More importantly, why are you putting 10k/15k drives (assuming that's what those 300GB are) into RAID5?
Those higher RPM drive are normally utilised for high IOps usage involving small writes to the disk, RAID5 or 6 is a complete performance disaster in under such usage not to mention long recovery time during rebuilds, RAID10 is what normally used with those disks for redundancy. If you just wanted higher sustained speed ( a video production server perhaps) then striping a bunch of high density 7200rpm would've made more sense with much lower $/GB.
In these days with cheap $/GB 7200rpm disks, RAID with parity is mostly associated with nearline data archiving instead as there's many performance & integrity downfalls to using them w/o proper implantation.

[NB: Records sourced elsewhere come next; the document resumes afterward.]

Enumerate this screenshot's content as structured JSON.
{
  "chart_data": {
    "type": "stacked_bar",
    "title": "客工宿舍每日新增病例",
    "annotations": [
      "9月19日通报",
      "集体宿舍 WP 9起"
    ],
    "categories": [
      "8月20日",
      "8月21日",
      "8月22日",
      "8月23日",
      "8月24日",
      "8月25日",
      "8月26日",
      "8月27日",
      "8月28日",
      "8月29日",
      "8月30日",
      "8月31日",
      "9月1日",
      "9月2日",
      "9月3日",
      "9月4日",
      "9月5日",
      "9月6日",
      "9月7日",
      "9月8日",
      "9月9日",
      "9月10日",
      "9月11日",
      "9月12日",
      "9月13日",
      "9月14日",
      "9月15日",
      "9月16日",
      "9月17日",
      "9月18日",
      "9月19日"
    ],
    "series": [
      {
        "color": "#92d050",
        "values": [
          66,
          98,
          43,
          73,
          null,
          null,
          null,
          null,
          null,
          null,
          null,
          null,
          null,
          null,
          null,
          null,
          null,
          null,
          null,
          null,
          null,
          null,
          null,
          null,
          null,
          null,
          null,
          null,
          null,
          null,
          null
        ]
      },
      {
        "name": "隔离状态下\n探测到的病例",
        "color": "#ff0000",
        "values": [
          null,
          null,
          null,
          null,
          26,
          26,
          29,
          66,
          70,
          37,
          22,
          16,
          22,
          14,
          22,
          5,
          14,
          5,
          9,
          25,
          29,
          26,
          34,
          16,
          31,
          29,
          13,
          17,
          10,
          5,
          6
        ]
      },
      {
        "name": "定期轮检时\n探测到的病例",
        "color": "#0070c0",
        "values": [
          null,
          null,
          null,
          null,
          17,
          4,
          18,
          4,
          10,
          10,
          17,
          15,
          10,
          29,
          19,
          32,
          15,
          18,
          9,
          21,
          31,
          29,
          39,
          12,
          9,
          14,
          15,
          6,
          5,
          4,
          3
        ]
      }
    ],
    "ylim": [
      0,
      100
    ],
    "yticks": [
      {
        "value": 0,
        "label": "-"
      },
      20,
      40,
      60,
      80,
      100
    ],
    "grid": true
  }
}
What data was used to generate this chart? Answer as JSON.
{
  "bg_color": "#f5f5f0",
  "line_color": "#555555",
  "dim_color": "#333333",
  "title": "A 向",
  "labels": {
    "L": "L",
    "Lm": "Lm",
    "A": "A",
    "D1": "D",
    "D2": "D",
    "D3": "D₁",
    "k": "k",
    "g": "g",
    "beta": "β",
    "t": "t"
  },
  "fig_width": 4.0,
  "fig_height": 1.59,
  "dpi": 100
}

Even the 512MB cache on my SAS RAID controller can be filled in an instant at around 400MB/s then it's back to RAID5 write-hole hell, assuming small write pattern is used e.g. database (suited to those 10k/15k drives). Even with today's controller capable of over calculating parity for over 500MB/s sequential write, there's still many performance and integrity caveats to using traditional RAID5 or 6.
Unless the admin is a complete numbnut, you will not find any high performance severs requiring high IO/s or a relatively high disk throughput running RAID with parity now.
The whole explanation is much longer. In the end RAID using parity for redundancy (incl. software ones) in todays market are mostly suitable for nearline storage and those belong to cheaper $/GB 7200rpm drives.